Weber sostiene che un certo tipo di riferimenti culturali (le idee religiose del calvinismo) hanno direttamente influenzato la sfera materiale dell’economia (il capitalismo), contrapponendosi così alla lettura della società fatta da Karl Marx, il quale riteneva invece che fosse la struttura economica a dominare le logiche sociali, reputando le religioni e le ideologie nient’altro che sovrastrutture elaborate dalle classi superiori per tenere sotto controllo le masse di lavoratori salariati | UNITÀ 1, p. 342 |.


calvinismo: dottrina teologica formulata da Giovanni Calvino (1509-1564), caratterizzata dal concetto dell’assoluta sovranità di Dio nel concedere la grazia e da una visione pessimistica dell’uomo.

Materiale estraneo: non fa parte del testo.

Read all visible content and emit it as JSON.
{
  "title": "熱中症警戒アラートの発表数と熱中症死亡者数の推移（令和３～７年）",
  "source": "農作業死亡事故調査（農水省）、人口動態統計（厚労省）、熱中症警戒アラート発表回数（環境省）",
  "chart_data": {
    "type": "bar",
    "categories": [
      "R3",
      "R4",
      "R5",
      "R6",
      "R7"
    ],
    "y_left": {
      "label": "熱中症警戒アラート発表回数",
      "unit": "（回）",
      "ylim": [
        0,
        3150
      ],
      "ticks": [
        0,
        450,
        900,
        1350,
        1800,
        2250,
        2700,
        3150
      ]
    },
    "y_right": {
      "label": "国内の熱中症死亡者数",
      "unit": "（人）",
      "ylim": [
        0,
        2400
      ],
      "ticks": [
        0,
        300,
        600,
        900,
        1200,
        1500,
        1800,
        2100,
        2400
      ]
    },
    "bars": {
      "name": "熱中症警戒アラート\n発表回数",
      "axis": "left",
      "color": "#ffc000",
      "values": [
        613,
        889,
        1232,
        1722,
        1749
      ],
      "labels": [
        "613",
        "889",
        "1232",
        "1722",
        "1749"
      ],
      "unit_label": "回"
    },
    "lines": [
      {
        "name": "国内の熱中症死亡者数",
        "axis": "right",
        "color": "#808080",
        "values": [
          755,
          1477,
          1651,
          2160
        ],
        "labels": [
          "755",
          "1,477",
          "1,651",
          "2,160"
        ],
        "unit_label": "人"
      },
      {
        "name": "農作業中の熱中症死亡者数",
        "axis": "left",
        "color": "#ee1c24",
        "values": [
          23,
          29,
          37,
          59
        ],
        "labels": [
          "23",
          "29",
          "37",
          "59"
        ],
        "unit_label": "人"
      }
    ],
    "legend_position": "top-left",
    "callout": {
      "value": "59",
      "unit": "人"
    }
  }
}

Riforma protestante: movimento religioso, politico, culturale del XVI secolo, che generò la frattura della cristianità in diverse confessioni (Chiesa luterana, calvinista, anglicana ecc.).

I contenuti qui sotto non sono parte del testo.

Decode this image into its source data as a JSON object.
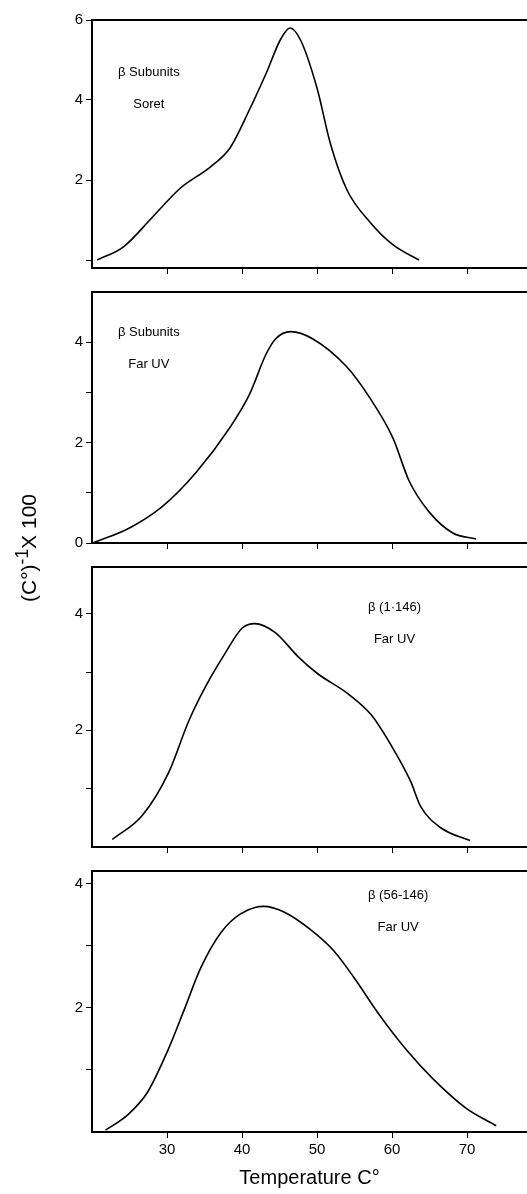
{
  "chart_data": [
    {
      "type": "line",
      "annotations": [
        "β Subunits",
        "Soret"
      ],
      "xlim": [
        20,
        78
      ],
      "xticks": [
        30,
        40,
        50,
        60,
        70
      ],
      "ylim": [
        -0.2,
        6
      ],
      "yticks": [
        {
          "value": 0,
          "label": null
        },
        2,
        4,
        6
      ],
      "tick_labels": "y",
      "marker": "none",
      "line_style": "solid",
      "series": [
        {
          "color": "#000000",
          "x": [
            20.7,
            24.2,
            28.2,
            31.8,
            35.8,
            38.4,
            41.1,
            43.3,
            45.1,
            46.4,
            47.8,
            50,
            51.8,
            54,
            57.1,
            60.2,
            63.6
          ],
          "values": [
            0,
            0.33,
            1.1,
            1.8,
            2.33,
            2.8,
            3.8,
            4.7,
            5.5,
            5.8,
            5.5,
            4.3,
            2.9,
            1.75,
            0.94,
            0.37,
            0
          ]
        }
      ]
    },
    {
      "type": "line",
      "annotations": [
        "β Subunits",
        "Far UV"
      ],
      "ylabel": "(C°)$^{-1}$X 100",
      "xlim": [
        20,
        78
      ],
      "xticks": [
        30,
        40,
        50,
        60,
        70
      ],
      "ylim": [
        0,
        5
      ],
      "yticks": [
        0,
        {
          "value": 1,
          "label": null
        },
        2,
        {
          "value": 3,
          "label": null
        },
        4
      ],
      "tick_labels": "y",
      "marker": "none",
      "line_style": "solid",
      "series": [
        {
          "color": "#000000",
          "x": [
            20.1,
            25,
            29.4,
            33.9,
            38.3,
            41,
            43.2,
            44.5,
            46.5,
            49.4,
            53.9,
            57,
            60.1,
            62.3,
            65,
            68.1,
            71.2
          ],
          "values": [
            0,
            0.3,
            0.73,
            1.41,
            2.28,
            2.96,
            3.76,
            4.07,
            4.21,
            4.07,
            3.52,
            2.9,
            2.1,
            1.23,
            0.61,
            0.2,
            0.08
          ]
        }
      ]
    },
    {
      "type": "line",
      "annotations": [
        "β (1·146)",
        "Far UV"
      ],
      "xlim": [
        20,
        78
      ],
      "xticks": [
        30,
        40,
        50,
        60,
        70
      ],
      "ylim": [
        0,
        4.8
      ],
      "yticks": [
        {
          "value": 1,
          "label": null
        },
        2,
        {
          "value": 3,
          "label": null
        },
        4
      ],
      "tick_labels": "y",
      "marker": "none",
      "line_style": "solid",
      "series": [
        {
          "color": "#000000",
          "x": [
            22.7,
            26.7,
            30.2,
            32.9,
            35.1,
            37.7,
            40,
            41.7,
            44.4,
            47.5,
            50.1,
            54.1,
            57.2,
            59.9,
            62.5,
            63.8,
            66.5,
            70.4
          ],
          "values": [
            0.13,
            0.54,
            1.27,
            2.16,
            2.74,
            3.31,
            3.75,
            3.83,
            3.68,
            3.26,
            2.97,
            2.63,
            2.27,
            1.74,
            1.12,
            0.7,
            0.33,
            0.11
          ]
        }
      ]
    },
    {
      "type": "line",
      "annotations": [
        "β (56-146)",
        "Far UV"
      ],
      "xlabel": "Temperature C°",
      "xlim": [
        20,
        78
      ],
      "xticks": [
        30,
        40,
        50,
        60,
        70
      ],
      "ylim": [
        0,
        4.2
      ],
      "yticks": [
        {
          "value": 1,
          "label": null
        },
        2,
        {
          "value": 3,
          "label": null
        },
        4
      ],
      "marker": "none",
      "line_style": "solid",
      "series": [
        {
          "color": "#000000",
          "x": [
            21.8,
            24.8,
            27.4,
            30.1,
            32.3,
            34.5,
            37.2,
            39.8,
            42.9,
            45.6,
            49.1,
            52.2,
            54.9,
            58.4,
            62,
            65.5,
            69.9,
            73.9
          ],
          "values": [
            0.03,
            0.28,
            0.64,
            1.31,
            1.97,
            2.64,
            3.21,
            3.51,
            3.63,
            3.54,
            3.26,
            2.92,
            2.49,
            1.87,
            1.31,
            0.85,
            0.38,
            0.1
          ]
        }
      ]
    }
  ]
}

2.2 RAZIONALIZZAZIONE E BUROCRAZIA

Come abbiamo visto, per Weber il processo di razionalizzazione della società indica la tendenza di lungo periodo, tipica in primo luogo del mondo occidentale, ad abbandonare i sistemi di credenze tradizionali per adottare il ragionamento razionale come logica principale nell’organizzazione della società. Il processo di razionalizzazione coincide dunque con un sempre maggior peso, nella società, delle istituzioni e delle forme di agire razionale, basate sulla valutazione oggettiva degli obiettivi da perseguire e sul metodo scientifico. Tuttavia, l’affermarsi della ragione non significa che tutti i comportamenti umani siano divenuti razionali. Anche nella società moderna continuano a essere presenti forme di azione che possono essere basate sulle emozioni o sull’accettazione acritica delle tradizioni e delle routine consolidate.

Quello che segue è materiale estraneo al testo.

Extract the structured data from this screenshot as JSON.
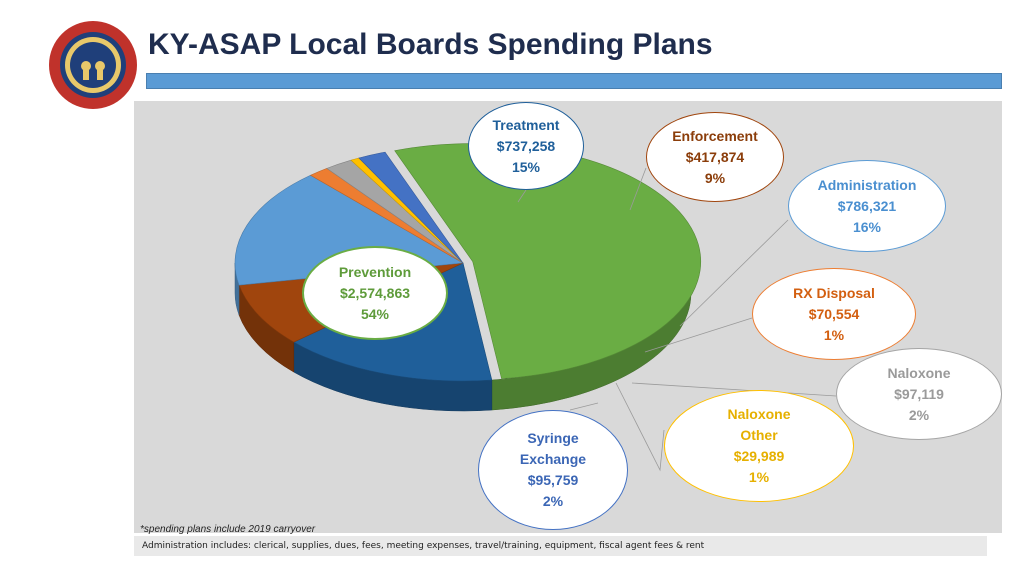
{
  "header": {
    "title": "KY-ASAP Local Boards Spending Plans"
  },
  "chart_data": {
    "type": "pie",
    "title": "",
    "slices": [
      {
        "label": "Prevention",
        "amount": "$2,574,863",
        "percent": "54%",
        "value": 2574863,
        "color": "#6aad44",
        "label_color": "#5e9b3a",
        "border_color": "#6aad44"
      },
      {
        "label": "Treatment",
        "amount": "$737,258",
        "percent": "15%",
        "value": 737258,
        "color": "#1f5f9a",
        "label_color": "#1f5f9a",
        "border_color": "#1f5f9a"
      },
      {
        "label": "Enforcement",
        "amount": "$417,874",
        "percent": "9%",
        "value": 417874,
        "color": "#a0450d",
        "label_color": "#8b3d0a",
        "border_color": "#a0450d"
      },
      {
        "label": "Administration",
        "amount": "$786,321",
        "percent": "16%",
        "value": 786321,
        "color": "#5b9bd5",
        "label_color": "#4a8fd0",
        "border_color": "#5b9bd5"
      },
      {
        "label": "RX Disposal",
        "amount": "$70,554",
        "percent": "1%",
        "value": 70554,
        "color": "#ed7d31",
        "label_color": "#d35f10",
        "border_color": "#ed7d31"
      },
      {
        "label": "Naloxone",
        "amount": "$97,119",
        "percent": "2%",
        "value": 97119,
        "color": "#a5a5a5",
        "label_color": "#9a9a9a",
        "border_color": "#a5a5a5"
      },
      {
        "label": "Naloxone Other",
        "amount": "$29,989",
        "percent": "1%",
        "value": 29989,
        "color": "#ffc000",
        "label_color": "#e6b000",
        "border_color": "#ffc000"
      },
      {
        "label": "Syringe Exchange",
        "amount": "$95,759",
        "percent": "2%",
        "value": 95759,
        "color": "#4472c4",
        "label_color": "#3b66b5",
        "border_color": "#4472c4"
      }
    ]
  },
  "footer": {
    "footnote": "*spending plans include 2019 carryover",
    "note": "Administration includes: clerical, supplies, dues, fees, meeting expenses, travel/training, equipment, fiscal agent fees & rent"
  }
}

D’altro canto, sebbene Weber riconosca molti aspetti positivi nel processo di razionalizzazione, ne individua anche problemi e pericoli. Se la ragione, infatti, ha liberato gli individui dai comportamenti legati alla tradizione e alla superstizione, per un altro verso ha aperto al rischio di una disumanizzazione dei valori e delle libertà dell’essere umano: gli individui, sostiene Weber, rischiano di diventare “ingranaggi di una macchina” e possono ritrovarsi come rinchiusi in una “gabbia d’acciaio” rappresentata dalla struttura delle istituzioni burocratiche prodotte dalla logica razionale. A tal proposito, egli associa il processo di razionalizzazione a un’altra trasformazione culturale, che definisce come disincanto del mondo: la tendenza, tipica della modernità razionale, non più di interpretare il mondo attraverso riferimenti mistici e spirituali, ma di descriverlo grazie al pensiero scientifico.


disumanizzazione: privazione o perdita delle caratteristiche umane.